The police finally see the truth and arrest Greg, but release him on bail. He goes to see Nickie and together they go to Robert's home, which he is about to leave for good, and a final confrontation occurs. Greg tries to knife Robert but instead kills Nickie. Robert will again be front and center in a death investigation.

==Reception==
In the New York Times, Thomas Lask wrote that "Miss Highsmith starts in low gear and the first fourth of the book marks time as she goes through some preliminary passes. Her characters are only puppets. But once it starts rolling the tale accelerates rapidly, dangers and suspense pile up and the reader goes along very willingly to the conclusion. And a gory one it is, too."

In 1967, British writer and critic Brigid Brophy stated that, of the novels written in the last twenty years, five or six stood out, including Highsmith's The Cry of the Owl and Vladimir Nabokov's Lolita.

== Film, TV or theatrical adaptations ==
Highsmith's novel was the premise for the French film Le Cri du hibou (1987) directed by Claude Chabrol and starring Mathilda May.

Also in 1987, German writer-director Tom Toelle directed an adaption for West German television titled Der Schrei der Eule.

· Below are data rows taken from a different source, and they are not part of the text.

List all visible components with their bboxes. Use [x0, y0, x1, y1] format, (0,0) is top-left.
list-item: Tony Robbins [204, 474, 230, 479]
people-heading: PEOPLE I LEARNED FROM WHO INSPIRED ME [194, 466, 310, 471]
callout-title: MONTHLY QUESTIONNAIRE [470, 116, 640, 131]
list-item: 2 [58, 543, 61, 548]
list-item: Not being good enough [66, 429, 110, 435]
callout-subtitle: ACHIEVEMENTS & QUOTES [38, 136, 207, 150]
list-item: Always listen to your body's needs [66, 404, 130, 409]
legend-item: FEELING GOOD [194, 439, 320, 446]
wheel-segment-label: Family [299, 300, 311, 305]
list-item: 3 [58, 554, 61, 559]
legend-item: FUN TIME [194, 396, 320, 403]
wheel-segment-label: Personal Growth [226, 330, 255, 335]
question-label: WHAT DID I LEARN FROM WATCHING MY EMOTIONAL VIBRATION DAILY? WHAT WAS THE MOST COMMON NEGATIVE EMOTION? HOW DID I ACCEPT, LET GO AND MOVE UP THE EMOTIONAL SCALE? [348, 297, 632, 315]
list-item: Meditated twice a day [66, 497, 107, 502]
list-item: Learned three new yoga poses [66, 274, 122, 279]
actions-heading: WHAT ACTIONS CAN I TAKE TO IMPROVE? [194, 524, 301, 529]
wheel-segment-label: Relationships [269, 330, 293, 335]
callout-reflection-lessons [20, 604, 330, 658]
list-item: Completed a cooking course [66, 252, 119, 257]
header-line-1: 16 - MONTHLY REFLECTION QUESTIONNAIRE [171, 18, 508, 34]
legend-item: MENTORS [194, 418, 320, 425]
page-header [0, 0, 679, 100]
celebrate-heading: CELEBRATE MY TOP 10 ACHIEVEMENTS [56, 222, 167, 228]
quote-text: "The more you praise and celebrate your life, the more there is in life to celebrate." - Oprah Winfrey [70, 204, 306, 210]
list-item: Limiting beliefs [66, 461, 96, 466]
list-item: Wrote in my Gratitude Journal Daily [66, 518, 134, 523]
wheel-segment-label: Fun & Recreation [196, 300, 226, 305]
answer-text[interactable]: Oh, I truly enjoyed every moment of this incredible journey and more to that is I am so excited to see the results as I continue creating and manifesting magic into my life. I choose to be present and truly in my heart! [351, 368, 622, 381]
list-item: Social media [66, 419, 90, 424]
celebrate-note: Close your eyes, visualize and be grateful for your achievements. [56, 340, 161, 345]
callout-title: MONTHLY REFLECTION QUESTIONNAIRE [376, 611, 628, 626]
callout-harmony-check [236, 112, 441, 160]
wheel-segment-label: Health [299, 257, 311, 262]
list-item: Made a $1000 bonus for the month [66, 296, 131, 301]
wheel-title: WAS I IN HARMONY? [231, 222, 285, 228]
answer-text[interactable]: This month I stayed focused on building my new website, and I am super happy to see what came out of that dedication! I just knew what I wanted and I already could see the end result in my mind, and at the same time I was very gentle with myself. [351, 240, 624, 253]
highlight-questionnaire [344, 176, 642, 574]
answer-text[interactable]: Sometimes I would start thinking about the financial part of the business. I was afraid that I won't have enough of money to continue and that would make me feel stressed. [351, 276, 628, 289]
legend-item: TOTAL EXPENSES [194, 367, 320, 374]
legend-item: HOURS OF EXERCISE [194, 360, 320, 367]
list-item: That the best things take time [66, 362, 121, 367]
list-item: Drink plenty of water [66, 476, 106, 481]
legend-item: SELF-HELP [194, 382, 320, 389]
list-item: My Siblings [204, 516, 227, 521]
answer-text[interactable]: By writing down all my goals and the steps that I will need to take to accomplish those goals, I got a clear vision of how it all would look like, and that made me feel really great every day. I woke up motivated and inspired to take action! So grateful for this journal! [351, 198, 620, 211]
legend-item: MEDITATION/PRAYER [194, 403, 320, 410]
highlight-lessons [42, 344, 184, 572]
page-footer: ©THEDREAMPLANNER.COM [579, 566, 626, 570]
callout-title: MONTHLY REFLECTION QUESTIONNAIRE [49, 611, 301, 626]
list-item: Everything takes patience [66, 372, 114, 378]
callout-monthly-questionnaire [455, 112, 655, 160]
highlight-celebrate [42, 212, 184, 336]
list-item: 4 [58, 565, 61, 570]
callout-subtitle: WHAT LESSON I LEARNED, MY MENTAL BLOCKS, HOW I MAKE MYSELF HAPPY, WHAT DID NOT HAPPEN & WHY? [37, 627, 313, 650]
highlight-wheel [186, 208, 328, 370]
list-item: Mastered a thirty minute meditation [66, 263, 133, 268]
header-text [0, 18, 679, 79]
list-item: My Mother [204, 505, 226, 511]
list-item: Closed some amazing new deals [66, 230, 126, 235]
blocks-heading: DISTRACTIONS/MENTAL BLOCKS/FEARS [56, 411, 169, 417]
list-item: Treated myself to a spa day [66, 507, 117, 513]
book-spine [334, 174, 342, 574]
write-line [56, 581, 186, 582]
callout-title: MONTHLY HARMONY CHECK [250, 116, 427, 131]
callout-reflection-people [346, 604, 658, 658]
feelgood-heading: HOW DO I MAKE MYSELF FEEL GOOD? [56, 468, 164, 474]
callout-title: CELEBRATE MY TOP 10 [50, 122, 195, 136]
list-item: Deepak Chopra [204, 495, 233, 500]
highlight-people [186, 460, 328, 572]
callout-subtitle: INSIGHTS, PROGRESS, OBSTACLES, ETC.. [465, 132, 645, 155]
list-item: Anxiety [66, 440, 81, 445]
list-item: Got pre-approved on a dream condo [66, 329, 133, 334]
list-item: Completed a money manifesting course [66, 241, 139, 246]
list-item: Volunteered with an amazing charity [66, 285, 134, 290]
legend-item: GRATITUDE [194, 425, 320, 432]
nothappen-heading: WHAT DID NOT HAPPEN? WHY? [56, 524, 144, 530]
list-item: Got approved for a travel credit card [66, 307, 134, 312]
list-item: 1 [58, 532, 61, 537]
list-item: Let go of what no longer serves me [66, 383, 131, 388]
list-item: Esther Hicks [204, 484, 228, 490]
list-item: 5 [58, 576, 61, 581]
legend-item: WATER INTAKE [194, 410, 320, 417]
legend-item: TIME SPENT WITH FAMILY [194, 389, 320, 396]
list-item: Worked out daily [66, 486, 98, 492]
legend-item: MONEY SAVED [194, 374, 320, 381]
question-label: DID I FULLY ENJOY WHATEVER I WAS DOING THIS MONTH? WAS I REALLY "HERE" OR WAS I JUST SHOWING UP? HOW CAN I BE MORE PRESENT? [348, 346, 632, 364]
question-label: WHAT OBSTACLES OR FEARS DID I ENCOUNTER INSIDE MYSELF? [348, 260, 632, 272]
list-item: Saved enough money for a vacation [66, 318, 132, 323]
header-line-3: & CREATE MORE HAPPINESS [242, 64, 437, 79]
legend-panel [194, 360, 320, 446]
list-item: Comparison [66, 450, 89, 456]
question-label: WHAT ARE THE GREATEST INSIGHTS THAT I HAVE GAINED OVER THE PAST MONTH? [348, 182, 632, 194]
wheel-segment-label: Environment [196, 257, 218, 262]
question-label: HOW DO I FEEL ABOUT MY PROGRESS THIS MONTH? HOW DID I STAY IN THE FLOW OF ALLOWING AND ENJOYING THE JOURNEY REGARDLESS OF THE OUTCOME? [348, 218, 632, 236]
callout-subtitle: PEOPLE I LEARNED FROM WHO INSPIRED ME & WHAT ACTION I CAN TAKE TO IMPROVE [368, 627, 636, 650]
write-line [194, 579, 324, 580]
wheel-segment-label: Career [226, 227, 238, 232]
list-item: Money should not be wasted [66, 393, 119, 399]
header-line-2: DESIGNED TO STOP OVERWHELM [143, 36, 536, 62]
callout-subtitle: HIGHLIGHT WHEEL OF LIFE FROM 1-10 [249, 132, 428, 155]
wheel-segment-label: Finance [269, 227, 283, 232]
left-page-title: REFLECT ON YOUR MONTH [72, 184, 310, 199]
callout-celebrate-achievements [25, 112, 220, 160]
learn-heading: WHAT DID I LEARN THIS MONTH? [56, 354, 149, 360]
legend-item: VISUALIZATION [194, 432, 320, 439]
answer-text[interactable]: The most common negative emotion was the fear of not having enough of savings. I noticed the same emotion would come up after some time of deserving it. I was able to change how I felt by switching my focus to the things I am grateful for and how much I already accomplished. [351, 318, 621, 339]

A third film adaptation written and directed by Jamie Thraves and starring Julia Stiles and Paddy Considine was released in 2009.

German director Wim Wenders sought to buy the rights for a screen adaption in the 1970s, but finding the rights unavailable chose to make Highsmith's Ripley's Game into the film Der Amerikanische Freund.

A 4-part radio dramatisation was broadcast on BBC Radio 4 in 2002. Adapted by Shaun McKenna it starred Joanne McQinn, John Sharian and Adrian Lester.